Summary
In Cravens et al. v. Degner, 34 N.M. 323, 281 P. 22, we said: "We do not understand that a failure to make this record of itself effects a forfeiture of the rights initiated."
Summary of this case from Johnson v. RyanOpinion
No. 3259.
September 17, 1929.
Appeal from District Court, Lincoln County; Frenger, Judge.
H.B. Hamilton, of El Paso, Tex., and Renehan Gilbert, of Santa Fe, for appellant.
Geo. W. Prichard, of Santa Fe, for appellees.
OPINION OF THE COURT
This litigation involves a written agreement by which appellees agreed to sell three mining claims to appellant upon the following terms:
"* * * for $10,000.00 on one year's time, first payment of $200.00 paid this 3rd day of May, 1926; $800 to be paid upon signing contract; balance in 12 monthly payments. We hereby give our consent to go on the property and start development."
Appeal and Error 4CJ § 2608 p. 701 n. 47.
Mines and Minerals 40CJ § 216 p. 803 n. 95.
Vendor and Purchaser 39 Cyc. p. 1559 n. 22.
From the date of this agreement until the trial appellant was in possession of and operating the claims, but no further contract had been signed or payment made. Appellees, as plaintiffs, claimed that appellant was in default, and sought an injunction against his continued possession and operation. Appellant by cross-complaint denied any default on his part, claimed default on the part of appellees, and sought specific performance.
It being clear that the intent of the written agreement had not been performed, the main issue was as to which of the parties had defaulted. This was decided by the trial court, who made specific findings. A decree followed enjoining appellant as prayed and dismissing his cross-complaint.
Although appellant assigns 67 errors and argues 5 propositions, his position here may be reduced to a single point, viz., that appellees, being themselves in default, were not in a position to declare a forfeiture of the agreement.
[ 1] Under the first three points in his brief, appellant's contention seems to be that, as the agreement fixed no time for "signing contract" and paying the $800, it still subsists; that its obligations are mutual and concurrent; that to put either party in default the other must have performed his own obligation; and that appellees never tendered to appellant the further or complete contract evidently contemplated by the agreement. Assuming the correctness of the legal propositions, appellant is confronted with a refusal of the trial court to find with him as to the facts. The evidence seems to justify the refusal. It is true that appellees had not affixed their signatures to the contract, but it is apparent that it had been formulated and agreed upon and that appellees were ready and willing to sign as soon as appellant should produce the money. We find no merit in this contention.

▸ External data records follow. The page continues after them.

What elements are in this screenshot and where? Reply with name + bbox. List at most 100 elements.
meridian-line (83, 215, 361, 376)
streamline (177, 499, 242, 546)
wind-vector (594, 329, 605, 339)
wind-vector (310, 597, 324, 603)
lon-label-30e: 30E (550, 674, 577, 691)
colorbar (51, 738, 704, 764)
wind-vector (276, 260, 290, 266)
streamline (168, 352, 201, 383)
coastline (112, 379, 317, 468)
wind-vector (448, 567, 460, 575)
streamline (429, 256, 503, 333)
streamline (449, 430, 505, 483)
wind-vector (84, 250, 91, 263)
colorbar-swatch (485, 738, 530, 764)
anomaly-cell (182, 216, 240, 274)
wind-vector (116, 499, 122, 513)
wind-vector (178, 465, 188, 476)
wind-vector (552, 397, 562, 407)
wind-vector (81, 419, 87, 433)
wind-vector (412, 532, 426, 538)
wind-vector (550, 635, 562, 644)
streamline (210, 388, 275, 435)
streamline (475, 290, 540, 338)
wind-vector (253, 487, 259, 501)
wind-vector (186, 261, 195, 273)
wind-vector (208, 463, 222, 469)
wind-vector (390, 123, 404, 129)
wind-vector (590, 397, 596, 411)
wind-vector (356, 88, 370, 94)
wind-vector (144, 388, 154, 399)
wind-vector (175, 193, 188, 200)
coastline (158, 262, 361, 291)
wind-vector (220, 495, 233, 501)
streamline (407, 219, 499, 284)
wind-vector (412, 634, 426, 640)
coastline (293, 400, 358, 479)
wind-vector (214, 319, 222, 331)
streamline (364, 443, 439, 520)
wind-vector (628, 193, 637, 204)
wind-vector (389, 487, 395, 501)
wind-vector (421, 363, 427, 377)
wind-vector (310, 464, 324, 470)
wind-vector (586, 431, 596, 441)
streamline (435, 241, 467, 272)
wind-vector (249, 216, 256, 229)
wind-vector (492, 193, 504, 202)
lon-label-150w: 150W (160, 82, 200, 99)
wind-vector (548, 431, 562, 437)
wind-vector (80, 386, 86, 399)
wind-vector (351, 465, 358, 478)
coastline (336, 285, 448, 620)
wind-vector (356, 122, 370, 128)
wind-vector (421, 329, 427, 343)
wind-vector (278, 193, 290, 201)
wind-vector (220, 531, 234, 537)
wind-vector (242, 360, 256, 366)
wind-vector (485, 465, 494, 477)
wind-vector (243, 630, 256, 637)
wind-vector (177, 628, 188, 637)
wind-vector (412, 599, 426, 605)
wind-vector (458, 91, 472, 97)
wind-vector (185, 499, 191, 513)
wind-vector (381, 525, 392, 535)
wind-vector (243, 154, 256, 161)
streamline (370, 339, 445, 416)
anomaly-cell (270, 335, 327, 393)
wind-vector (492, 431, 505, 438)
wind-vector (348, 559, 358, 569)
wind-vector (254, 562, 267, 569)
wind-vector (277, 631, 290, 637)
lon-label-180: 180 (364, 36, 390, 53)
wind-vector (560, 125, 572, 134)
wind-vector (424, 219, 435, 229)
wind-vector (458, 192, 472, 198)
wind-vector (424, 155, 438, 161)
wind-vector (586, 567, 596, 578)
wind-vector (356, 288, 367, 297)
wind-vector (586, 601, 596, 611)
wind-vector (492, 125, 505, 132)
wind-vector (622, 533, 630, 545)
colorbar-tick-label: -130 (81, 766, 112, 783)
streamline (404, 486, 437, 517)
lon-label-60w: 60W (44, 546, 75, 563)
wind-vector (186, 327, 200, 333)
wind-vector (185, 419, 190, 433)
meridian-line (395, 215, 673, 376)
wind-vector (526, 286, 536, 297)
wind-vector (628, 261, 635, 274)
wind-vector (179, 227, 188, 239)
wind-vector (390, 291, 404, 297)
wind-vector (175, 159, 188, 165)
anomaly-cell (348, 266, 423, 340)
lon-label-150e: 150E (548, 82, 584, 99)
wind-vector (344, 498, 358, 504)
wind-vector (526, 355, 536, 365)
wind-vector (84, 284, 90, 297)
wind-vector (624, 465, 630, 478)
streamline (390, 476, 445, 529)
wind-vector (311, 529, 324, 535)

[ 2] Appellant's fourth point is that appellees were in default as to one of the claims because, while it had been located on the ground, more than three months had elapsed before the date of the agreement, and there had been a failure to record the location notice as required by Code 1915, § 3445. Therefore, it is urged, appellees were unable to give title. We do not understand that a failure to make this record of itself effects a forfeiture of the rights initiated. It is our view that the recording will be sufficient if done before adverse rights have attached. 40 C.J. 810. Lockhart v. Leeds, 10 N.M. 568, 63 P. 48, reversed Id., 195 U.S. 427, 25 S.Ct. 76, 49 L.Ed. 263, and Deeney v. Milling Co., 11 N.M. 279, 67 P. 724, relied on by appellant, do not hold otherwise. No adverse rights are involved here.

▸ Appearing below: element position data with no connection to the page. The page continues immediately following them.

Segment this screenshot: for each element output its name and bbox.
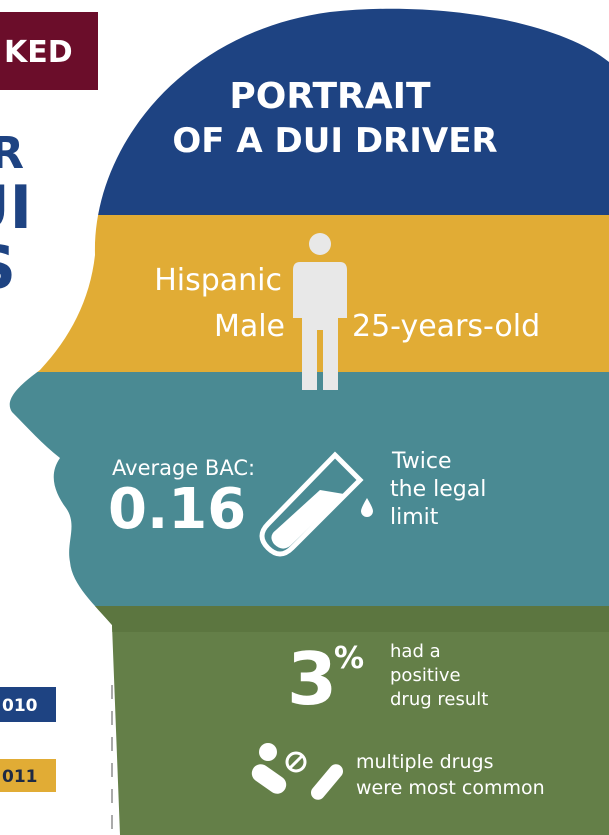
head-title: PORTRAIT (229, 76, 431, 117)
banner-label: KED (4, 35, 73, 70)
bac-note: limit (390, 505, 439, 530)
bac-value: 0.16 (108, 477, 246, 542)
drug-note: had a (390, 641, 441, 662)
drug-note: drug result (390, 689, 488, 710)
ethnicity: Hispanic (154, 263, 282, 298)
bac-note: the legal (390, 477, 486, 502)
percent-sign: % (334, 641, 364, 676)
side-title: S (0, 233, 16, 303)
drug-percent: 3 (287, 637, 337, 721)
drug-common: were most common (356, 777, 545, 799)
sex: Male (214, 309, 285, 344)
band-shade (0, 606, 609, 632)
drug-common: multiple drugs (356, 751, 494, 773)
infographic: KED R UI S 010 011 PORTRAIT OF A DUI DRI… (0, 0, 609, 835)
drug-note: positive (390, 665, 461, 686)
side-title: R (0, 128, 24, 179)
year-label: 010 (2, 696, 38, 716)
age: 25-years-old (352, 309, 540, 344)
year-label: 011 (2, 767, 38, 787)
bac-note: Twice (391, 449, 452, 474)
head-title: OF A DUI DRIVER (172, 121, 497, 161)
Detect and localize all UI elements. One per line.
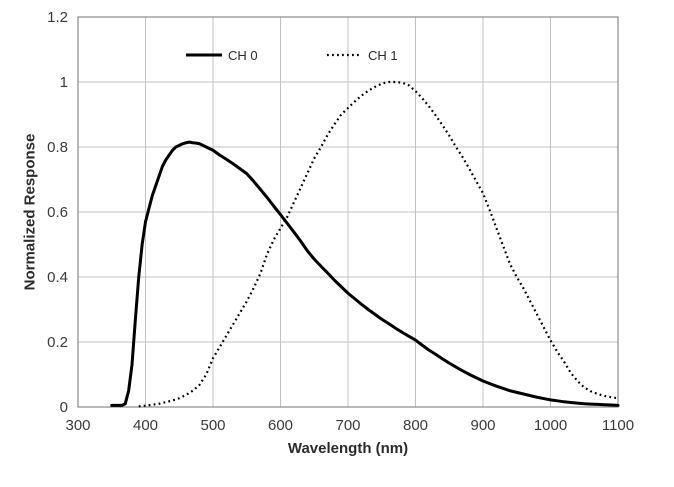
y-tick-label-0.6: 0.6: [47, 204, 68, 221]
legend-item-ch1: CH 1: [326, 47, 398, 63]
x-tick-label-1100: 1100: [602, 417, 634, 434]
x-tick-label-500: 500: [200, 417, 225, 434]
y-axis-title: Normalized Response: [21, 133, 39, 291]
x-tick-label-300: 300: [65, 417, 90, 434]
x-tick-label-700: 700: [335, 417, 360, 434]
x-tick-label-600: 600: [268, 417, 293, 434]
y-tick-label-1: 1: [60, 74, 68, 91]
y-tick-label-0.4: 0.4: [47, 269, 68, 286]
x-tick-label-800: 800: [403, 417, 428, 434]
plot-border: [77, 16, 619, 408]
legend-label-ch0: CH 0: [228, 47, 258, 63]
x-axis-title: Wavelength (nm): [287, 440, 409, 457]
legend-label-ch1: CH 1: [368, 47, 398, 63]
ch0-curve: [110, 140, 620, 407]
dotted-line-icon: [327, 53, 362, 57]
y-tick-label-0.2: 0.2: [47, 334, 68, 351]
y-tick-label-0: 0: [60, 399, 68, 416]
x-tick-label-1000: 1000: [534, 417, 567, 434]
y-tick-label-1.2: 1.2: [47, 9, 68, 26]
x-tick-label-400: 400: [133, 417, 158, 434]
solid-line-icon: [186, 53, 222, 57]
legend-item-ch0: CH 0: [186, 47, 258, 63]
x-tick-label-900: 900: [470, 417, 495, 434]
y-tick-label-0.8: 0.8: [47, 139, 68, 156]
ch1-curve: [138, 80, 619, 408]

[ 3] Appellant's point 5 is that appellees were in default because prior to the making of the agreement an undivided half interest in two of the claims had been conveyed away. So, it is urged, appellees could not make title. We do not think, however, that appellant is in a position to urge, nor this court in a position to decide, this contention. Without objection by appellant the trial court permitted an intervention by A.D. Brownfield, receiver of the Lincoln State Bank. It was therein alleged that intervener was the owner of an undivided one-half interest in two of the claims by virtue of a quitclaim deed from appellee John M. Cravens made March 19, 1925. Intervener prayed that he be made a party defendant, that his title be quieted, that he have joint possession with plaintiffs, and that the defendant be required to account to him for one-half the rents and profits. Plaintiffs (appellees) answered the intervention, denying the validity of the quitclaim deed because appellee Florence O. Cravens, wife of the grantor, had failed to join therein. The intervener by reply put in issue only the marital relation. Appellant (defendant) did not answer the intervention. At the trial he objected to the introduction of the deed by the intervener on the ground that it was void.

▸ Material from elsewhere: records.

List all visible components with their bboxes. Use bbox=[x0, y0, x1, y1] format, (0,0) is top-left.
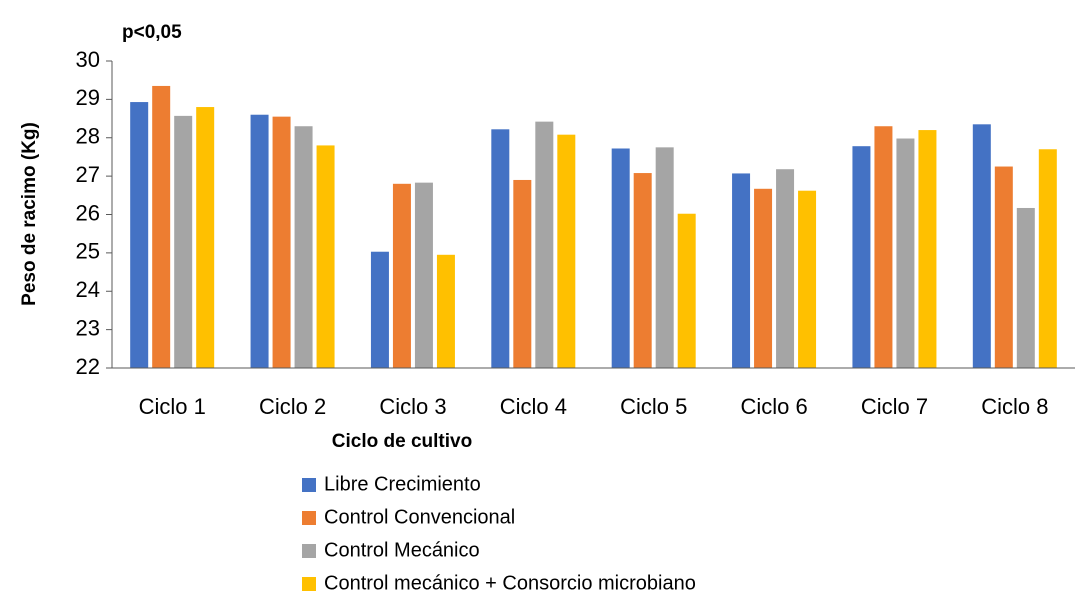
annotation: p<0,05 bbox=[122, 22, 182, 43]
x-tick-label: Ciclo 4 bbox=[500, 394, 567, 419]
bar bbox=[513, 179, 532, 368]
bar bbox=[874, 126, 893, 368]
bar bbox=[852, 146, 871, 368]
bar bbox=[798, 190, 817, 368]
bar bbox=[174, 115, 193, 368]
y-tick-label: 23 bbox=[76, 315, 100, 340]
bar bbox=[557, 134, 576, 368]
legend-swatch bbox=[302, 544, 316, 558]
x-axis-title: Ciclo de cultivo bbox=[332, 431, 472, 452]
bar bbox=[677, 213, 696, 368]
legend-swatch bbox=[302, 577, 316, 591]
y-tick-label: 28 bbox=[76, 124, 100, 149]
bar bbox=[994, 166, 1013, 368]
x-tick-label: Ciclo 1 bbox=[139, 394, 206, 419]
bar bbox=[611, 148, 630, 368]
x-tick-label: Ciclo 2 bbox=[259, 394, 326, 419]
x-tick-label: Ciclo 5 bbox=[620, 394, 687, 419]
legend-label: Libre Crecimiento bbox=[324, 473, 481, 495]
bar bbox=[655, 147, 674, 368]
x-tick-label: Ciclo 8 bbox=[981, 394, 1048, 419]
legend-swatch bbox=[302, 478, 316, 492]
legend-swatch bbox=[302, 511, 316, 525]
bar bbox=[392, 183, 411, 368]
bar bbox=[370, 251, 389, 368]
bar bbox=[272, 116, 291, 368]
bar bbox=[732, 173, 751, 368]
y-tick-label: 24 bbox=[76, 277, 100, 302]
legend-label: Control Convencional bbox=[324, 506, 515, 528]
x-tick-label: Ciclo 3 bbox=[379, 394, 446, 419]
y-axis-title: Peso de racimo (Kg) bbox=[19, 122, 40, 306]
x-tick-label: Ciclo 7 bbox=[861, 394, 928, 419]
bar bbox=[491, 129, 510, 368]
legend-label: Control mecánico + Consorcio microbiano bbox=[324, 572, 696, 594]
bar bbox=[196, 107, 215, 369]
bar bbox=[436, 254, 455, 368]
y-tick-label: 27 bbox=[76, 162, 100, 187]
y-tick-label: 22 bbox=[76, 354, 100, 379]
bar bbox=[1016, 207, 1035, 368]
bar bbox=[633, 173, 652, 368]
bar bbox=[776, 169, 795, 368]
bar bbox=[316, 145, 335, 368]
bar bbox=[130, 102, 149, 368]
bar bbox=[535, 121, 554, 368]
bar bbox=[754, 188, 773, 368]
legend-label: Control Mecánico bbox=[324, 539, 480, 561]
y-tick-label: 25 bbox=[76, 239, 100, 264]
y-tick-label: 29 bbox=[76, 85, 100, 110]
x-tick-label: Ciclo 6 bbox=[740, 394, 807, 419]
y-tick-label: 26 bbox=[76, 200, 100, 225]
bar bbox=[294, 126, 313, 368]
y-tick-label: 30 bbox=[76, 47, 100, 72]
bar bbox=[152, 85, 171, 368]
bar bbox=[972, 124, 991, 368]
bar bbox=[414, 182, 433, 368]
bar bbox=[918, 130, 937, 368]
bar bbox=[250, 114, 269, 368]
bar bbox=[896, 138, 915, 368]
bar bbox=[1038, 149, 1057, 368]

By the decree the court reserved for future decision the issue between appellees and the intervener, and we do not find that appellant made any objection to this partial disposition of the cause.
It thus seems that this appeal was taken prior to any determination of the question of the validity of the deed upon which appellant now relies as a defense and to the introduction of which he objected.
The judgment must be affirmed and the cause remanded.
It is so ordered.
BICKLEY, C.J., and PARKER, J., concur.
CATRON and SIMMS, JJ., did not participate.